Untuk mengurangi bias pada hasil penelitian ini, kami dilakukan analisis multivariat dengan uji regresi logistic tentang pengaruh paparan asap rokok pada terjadinya dermatitis atopi. Statistik analisis mengungkapkan risiko relatif 3,5 dan 95% CI 1,0-11,5 (P = 0,04) untuk mereka yang terkena asap rokok dan risiko relatif 22,5 dan 95% CI 8,8-57,0 (P = 0,001) bagi mereka dengan skor atopi keluarga > 0 untuk berkembang menjadi dermatitis atopi (Tabel 3).Kami membagi kelompok dengan skor atopi keluarga > 0 dibagi menjadi dua kelompok: mereka dengan skor atopi 1-3 dan mereka dengan skor atopi 4-6. Chi-square Tes mengungkapkan kejadian secara signifikan lebih tinggi terjadi dermatitis atopi dalam kelompok dengan skor atopi dari 4-6, dibandingkan dengan kelompok dengan skor 1-3 (RR = 5,5; 95% CI 2,2-13,8; P = 0,001).Waktu berkembangnya menjadi dermatitis atopi di dua kelompok skor atopi keluarga disajikan dalam kurva Kaplan-Meier (Gambar 2).
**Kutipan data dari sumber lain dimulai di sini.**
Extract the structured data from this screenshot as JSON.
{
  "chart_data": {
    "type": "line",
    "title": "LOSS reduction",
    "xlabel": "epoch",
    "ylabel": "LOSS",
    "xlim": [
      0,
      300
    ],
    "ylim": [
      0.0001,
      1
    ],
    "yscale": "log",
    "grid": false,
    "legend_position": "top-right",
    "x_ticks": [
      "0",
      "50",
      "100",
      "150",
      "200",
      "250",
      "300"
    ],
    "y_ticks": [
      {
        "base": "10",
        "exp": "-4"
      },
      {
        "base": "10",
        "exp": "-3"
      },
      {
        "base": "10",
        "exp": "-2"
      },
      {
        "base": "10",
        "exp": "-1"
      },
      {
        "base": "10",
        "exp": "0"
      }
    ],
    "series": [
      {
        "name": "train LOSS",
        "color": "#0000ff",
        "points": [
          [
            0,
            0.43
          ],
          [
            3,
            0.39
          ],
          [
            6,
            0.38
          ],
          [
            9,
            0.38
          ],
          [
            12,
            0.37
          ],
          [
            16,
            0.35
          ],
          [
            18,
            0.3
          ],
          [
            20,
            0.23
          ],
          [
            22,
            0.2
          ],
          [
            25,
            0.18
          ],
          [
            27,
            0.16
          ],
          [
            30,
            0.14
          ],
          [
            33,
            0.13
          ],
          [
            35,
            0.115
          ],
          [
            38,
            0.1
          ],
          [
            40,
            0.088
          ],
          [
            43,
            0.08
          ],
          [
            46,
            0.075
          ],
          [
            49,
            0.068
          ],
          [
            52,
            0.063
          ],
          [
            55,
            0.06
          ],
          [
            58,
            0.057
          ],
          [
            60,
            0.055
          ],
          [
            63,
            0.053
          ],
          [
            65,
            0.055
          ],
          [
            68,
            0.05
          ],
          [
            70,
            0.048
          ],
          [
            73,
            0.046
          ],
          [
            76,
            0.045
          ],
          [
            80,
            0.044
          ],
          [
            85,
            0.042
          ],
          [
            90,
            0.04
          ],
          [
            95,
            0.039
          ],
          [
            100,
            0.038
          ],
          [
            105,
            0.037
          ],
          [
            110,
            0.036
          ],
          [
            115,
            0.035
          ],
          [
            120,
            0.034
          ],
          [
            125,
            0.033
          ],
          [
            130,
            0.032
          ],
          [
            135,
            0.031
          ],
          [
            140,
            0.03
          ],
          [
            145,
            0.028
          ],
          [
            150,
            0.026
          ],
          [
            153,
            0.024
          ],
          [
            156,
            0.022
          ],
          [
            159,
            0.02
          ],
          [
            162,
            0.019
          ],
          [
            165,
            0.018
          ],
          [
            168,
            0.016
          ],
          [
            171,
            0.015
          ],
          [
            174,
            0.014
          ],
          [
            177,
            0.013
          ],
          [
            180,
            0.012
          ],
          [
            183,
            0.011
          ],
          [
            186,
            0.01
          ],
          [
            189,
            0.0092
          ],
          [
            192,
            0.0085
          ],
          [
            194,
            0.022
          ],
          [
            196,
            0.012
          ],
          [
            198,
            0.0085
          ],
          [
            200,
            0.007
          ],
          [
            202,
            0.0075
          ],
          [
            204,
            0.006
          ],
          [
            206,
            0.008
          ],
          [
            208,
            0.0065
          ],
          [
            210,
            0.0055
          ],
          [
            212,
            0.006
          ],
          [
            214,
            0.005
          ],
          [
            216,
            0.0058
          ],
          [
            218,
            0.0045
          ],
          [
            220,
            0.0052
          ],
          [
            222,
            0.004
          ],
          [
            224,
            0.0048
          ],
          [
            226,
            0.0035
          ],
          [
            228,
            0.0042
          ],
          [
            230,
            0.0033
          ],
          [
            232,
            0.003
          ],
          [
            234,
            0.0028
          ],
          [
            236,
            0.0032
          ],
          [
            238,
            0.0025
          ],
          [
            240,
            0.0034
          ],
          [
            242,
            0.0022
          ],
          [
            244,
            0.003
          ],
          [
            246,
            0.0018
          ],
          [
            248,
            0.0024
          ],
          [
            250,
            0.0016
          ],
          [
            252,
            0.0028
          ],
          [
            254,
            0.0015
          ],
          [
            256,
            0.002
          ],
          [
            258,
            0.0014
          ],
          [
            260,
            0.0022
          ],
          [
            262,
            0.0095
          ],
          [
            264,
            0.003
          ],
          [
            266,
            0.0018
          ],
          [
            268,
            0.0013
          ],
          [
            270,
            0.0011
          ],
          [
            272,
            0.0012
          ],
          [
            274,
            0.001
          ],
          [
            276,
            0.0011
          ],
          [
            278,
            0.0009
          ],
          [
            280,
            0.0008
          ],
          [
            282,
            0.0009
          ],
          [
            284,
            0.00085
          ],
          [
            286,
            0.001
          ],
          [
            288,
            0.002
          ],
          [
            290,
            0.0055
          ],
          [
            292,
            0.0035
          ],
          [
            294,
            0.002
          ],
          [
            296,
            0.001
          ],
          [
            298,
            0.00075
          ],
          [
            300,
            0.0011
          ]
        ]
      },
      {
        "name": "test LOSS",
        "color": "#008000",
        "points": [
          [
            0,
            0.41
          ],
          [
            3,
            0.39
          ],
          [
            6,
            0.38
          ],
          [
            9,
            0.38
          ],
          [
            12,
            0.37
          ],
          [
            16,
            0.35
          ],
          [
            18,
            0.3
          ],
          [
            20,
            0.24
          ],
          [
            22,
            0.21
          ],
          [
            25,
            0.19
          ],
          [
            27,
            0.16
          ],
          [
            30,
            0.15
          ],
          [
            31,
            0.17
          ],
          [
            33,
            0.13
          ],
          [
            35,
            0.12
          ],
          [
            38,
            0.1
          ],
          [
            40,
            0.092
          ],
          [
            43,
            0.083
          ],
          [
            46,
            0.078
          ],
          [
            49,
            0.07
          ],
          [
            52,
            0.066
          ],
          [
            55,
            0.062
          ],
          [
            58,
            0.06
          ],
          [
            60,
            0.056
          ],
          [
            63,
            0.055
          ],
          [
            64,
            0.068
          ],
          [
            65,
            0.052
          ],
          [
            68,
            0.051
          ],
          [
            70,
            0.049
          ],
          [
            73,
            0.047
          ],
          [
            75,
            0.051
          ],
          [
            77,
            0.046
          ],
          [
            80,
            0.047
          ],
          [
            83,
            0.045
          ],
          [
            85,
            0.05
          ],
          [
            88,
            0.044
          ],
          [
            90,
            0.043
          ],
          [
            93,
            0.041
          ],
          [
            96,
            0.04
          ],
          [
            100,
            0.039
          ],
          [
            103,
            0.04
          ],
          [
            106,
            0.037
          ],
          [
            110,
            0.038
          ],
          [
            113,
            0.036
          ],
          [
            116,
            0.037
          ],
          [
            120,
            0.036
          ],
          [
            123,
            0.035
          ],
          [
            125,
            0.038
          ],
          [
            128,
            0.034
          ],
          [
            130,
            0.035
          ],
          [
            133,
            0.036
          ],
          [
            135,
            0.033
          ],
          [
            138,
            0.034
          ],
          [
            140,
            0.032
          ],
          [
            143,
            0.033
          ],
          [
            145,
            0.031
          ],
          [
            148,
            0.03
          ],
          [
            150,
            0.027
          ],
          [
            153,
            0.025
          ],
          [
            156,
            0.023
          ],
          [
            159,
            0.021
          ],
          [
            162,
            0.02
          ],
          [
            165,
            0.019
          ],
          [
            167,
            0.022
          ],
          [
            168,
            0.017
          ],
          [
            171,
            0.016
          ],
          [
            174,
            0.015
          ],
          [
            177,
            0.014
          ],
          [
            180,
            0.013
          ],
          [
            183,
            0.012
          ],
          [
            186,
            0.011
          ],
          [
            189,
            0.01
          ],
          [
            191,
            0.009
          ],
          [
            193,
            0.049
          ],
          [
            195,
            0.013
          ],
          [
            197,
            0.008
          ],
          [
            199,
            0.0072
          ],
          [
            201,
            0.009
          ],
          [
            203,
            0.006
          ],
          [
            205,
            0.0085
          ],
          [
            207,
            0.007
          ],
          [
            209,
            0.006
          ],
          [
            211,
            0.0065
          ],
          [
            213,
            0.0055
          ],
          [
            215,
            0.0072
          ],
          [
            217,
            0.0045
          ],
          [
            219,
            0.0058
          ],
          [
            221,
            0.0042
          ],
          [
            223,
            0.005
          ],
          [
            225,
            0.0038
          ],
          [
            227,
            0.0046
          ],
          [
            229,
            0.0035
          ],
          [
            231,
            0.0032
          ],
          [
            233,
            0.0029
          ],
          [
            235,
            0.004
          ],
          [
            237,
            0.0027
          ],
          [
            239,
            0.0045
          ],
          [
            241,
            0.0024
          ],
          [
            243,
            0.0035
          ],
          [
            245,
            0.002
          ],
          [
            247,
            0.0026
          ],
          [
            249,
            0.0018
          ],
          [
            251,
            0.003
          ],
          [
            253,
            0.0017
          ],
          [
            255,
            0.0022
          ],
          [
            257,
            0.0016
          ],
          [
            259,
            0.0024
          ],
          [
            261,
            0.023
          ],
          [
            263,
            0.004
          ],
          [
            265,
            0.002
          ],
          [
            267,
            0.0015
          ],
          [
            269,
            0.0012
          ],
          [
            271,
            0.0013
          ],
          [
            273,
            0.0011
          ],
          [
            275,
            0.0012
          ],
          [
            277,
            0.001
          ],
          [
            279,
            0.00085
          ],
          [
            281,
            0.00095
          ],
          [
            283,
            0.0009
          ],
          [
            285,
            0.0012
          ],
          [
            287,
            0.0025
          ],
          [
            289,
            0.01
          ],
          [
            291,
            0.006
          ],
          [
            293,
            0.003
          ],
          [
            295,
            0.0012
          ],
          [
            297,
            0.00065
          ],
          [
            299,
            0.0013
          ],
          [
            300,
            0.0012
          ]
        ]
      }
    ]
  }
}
Dalam kurva, jelas bahwa perkembangan dermatitis atopi dimulai pada usia 1 bulan dalam kelompok dengan skor atopi> 0. Rata-rata waktu terjadinya berada di usia 2,5 bulan (standard error 0,189; 95% CI 3,1-3,8) pada kelompok dengan atopi skor> 0. Dalam kelompok dengan skor atopi dari 0,rata-rata waktu terjadinya adalah 3,5 bulan (standar error 0,203; 95% CI 2,1-2,9). Oleh karena itu, waktu untuk berkembang menjadi dermatitis atopi secara signifikan kurang dalam kelompok dengan skor atopi keluarga> 0 (P = 0,01).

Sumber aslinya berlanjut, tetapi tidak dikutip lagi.